Amid the growing demand, the question remains: Are they really healthy and all they are cut out to be? The programme Talking Point finds out two things about healthier instant noodles and whether these justify jumping on the bandwagon.
1. What's the hype?
First, healthier instant noodles are typically marketed as “non-fried”.
Prima Taste, for example, has produced air-dried wholegrain instant noodles since 2015. Wholegrains have been known to reduce stroke, the risk of high cholesterol and the risk of heart disease, says assistant general manager Melvin Tjahaja.
“There’s no added oil in the cooking process or in the drying process. As a result of that, our noodles have very low fat content — less than two per cent,” he adds.
“From what I know, regular instant noodles, which have gone through the flash-frying process, contain 15 to 20 per cent of fat.”
2. The ingredients change, but there's still wheat flour.
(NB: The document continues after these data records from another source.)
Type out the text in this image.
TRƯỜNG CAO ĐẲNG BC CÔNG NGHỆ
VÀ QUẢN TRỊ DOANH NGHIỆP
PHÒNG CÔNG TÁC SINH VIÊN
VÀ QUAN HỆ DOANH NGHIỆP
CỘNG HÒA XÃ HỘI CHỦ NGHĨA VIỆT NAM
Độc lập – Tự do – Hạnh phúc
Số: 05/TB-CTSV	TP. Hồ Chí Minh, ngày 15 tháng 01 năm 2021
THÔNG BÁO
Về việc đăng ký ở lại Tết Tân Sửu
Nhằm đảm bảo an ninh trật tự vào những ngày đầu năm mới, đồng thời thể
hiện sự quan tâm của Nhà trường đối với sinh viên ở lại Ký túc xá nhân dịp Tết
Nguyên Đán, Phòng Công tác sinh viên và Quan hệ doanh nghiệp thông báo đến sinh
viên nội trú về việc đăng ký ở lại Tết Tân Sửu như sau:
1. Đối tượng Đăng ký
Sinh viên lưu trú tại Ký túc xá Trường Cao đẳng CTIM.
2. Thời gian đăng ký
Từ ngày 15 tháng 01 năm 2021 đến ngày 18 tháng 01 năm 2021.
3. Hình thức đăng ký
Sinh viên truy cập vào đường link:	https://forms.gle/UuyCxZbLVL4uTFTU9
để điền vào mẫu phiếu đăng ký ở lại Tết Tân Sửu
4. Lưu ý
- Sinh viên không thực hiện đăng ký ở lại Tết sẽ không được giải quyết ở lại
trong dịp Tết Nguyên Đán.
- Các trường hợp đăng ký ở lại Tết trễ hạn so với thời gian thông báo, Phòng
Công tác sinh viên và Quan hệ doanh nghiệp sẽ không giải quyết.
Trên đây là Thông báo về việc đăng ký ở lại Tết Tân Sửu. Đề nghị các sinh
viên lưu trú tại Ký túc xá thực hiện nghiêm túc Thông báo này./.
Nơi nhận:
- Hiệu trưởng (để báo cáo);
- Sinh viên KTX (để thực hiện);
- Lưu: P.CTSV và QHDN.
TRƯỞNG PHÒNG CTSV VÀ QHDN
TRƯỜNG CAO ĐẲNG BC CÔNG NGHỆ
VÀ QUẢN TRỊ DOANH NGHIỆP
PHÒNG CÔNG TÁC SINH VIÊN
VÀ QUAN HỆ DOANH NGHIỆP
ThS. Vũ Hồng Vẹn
Regular instant noodles are made of refined wheat, which is known to be stripped of nutrients like fibre and minerals. That is why some manufacturers might opt for raw materials other than wheat for instant noodles.
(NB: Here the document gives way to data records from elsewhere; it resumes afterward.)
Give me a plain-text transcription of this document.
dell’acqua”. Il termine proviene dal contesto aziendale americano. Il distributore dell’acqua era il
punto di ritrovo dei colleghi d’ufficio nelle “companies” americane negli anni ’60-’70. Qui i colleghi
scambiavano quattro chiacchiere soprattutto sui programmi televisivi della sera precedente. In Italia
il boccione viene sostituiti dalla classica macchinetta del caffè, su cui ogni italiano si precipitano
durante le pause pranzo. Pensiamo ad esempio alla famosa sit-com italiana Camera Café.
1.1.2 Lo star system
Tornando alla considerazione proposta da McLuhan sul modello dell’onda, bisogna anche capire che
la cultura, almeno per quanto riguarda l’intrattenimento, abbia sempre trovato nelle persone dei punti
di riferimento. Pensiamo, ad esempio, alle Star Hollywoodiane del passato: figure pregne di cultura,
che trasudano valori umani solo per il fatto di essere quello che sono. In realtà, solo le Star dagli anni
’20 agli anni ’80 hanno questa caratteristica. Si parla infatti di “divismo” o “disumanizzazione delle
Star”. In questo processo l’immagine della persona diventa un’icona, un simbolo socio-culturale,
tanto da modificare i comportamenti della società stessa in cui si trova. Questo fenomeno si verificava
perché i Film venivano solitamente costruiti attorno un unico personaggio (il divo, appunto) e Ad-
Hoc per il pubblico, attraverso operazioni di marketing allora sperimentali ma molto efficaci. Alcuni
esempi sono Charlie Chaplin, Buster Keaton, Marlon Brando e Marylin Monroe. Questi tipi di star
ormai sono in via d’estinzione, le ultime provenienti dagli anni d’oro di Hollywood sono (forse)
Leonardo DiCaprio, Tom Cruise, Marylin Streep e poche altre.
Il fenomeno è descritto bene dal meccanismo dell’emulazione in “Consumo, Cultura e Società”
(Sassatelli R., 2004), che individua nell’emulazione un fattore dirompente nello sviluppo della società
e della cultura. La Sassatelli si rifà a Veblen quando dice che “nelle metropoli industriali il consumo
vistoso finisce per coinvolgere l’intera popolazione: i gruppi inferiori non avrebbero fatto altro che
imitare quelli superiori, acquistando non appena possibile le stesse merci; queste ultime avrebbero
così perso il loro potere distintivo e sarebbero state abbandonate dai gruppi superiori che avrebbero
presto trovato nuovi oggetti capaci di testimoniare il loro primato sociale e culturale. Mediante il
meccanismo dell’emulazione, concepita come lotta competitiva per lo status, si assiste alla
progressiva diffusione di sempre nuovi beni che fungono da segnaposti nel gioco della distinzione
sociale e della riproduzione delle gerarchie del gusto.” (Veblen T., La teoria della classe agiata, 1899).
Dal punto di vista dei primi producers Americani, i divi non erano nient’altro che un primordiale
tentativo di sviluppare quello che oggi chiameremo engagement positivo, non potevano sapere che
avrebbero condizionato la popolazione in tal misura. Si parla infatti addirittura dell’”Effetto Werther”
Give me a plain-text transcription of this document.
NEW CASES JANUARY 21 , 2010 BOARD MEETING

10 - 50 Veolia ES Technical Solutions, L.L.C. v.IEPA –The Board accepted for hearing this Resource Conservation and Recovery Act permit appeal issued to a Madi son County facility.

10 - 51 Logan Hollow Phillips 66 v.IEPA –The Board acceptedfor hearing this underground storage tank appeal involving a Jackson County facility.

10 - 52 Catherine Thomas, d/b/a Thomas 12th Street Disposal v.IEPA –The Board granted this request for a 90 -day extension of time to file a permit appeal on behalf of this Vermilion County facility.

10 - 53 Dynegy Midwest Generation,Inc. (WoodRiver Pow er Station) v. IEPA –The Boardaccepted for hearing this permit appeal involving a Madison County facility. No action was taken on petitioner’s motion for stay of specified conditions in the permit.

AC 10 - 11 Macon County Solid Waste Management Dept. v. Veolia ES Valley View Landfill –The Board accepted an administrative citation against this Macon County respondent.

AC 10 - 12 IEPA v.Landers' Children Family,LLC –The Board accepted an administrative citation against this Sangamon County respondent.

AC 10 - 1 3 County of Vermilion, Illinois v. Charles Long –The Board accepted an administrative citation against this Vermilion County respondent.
But some non-wheat varieties are not exactly free of refined wheat, as explained by chef and food writer Sarah Benjamin Huang.
First, Bambara groundnut noodles: They contain twice as much protein as typical instant noodles and are loaded with fibre, which makes for a healthy gut. One also feels fuller for longer after eating these noodles.
Second, moringa leaves noodles: These are packed with two to three times more fibre than regular wheat instant noodles.
These two instant noodles seem healthier, but the catch is that they are not 100 per cent made up of nuts or leaves. Those ingredients come in around fourth on the list, says Huang.
The thing that makes noodles and pasta “really chewy” is wheat flour.
“You need the gluten from the wheat flour to hold the noodles together,” she adds. “You do have to have that as the main component if you want that familiar slurpy texture.”
The gluten from wheat flour is needed for that familiar slurpy texture of instant noodles.
That familiar slurpy texture.
Third, aloe vera noodles: They still contain a regular amount of wheat, except aloe vera is used to replace water in the manufacturing process.
This makes these noodles healthier by increasing the amount of potassium, which works in tandem with sodium to control blood pressure.
Finally, konjac noodles: These shirataki-based noodles are Japanese noodles made from konjac yam and are low in carbohydrates and calories. Unlike the previous three examples, konjac noodles do not contain wheat.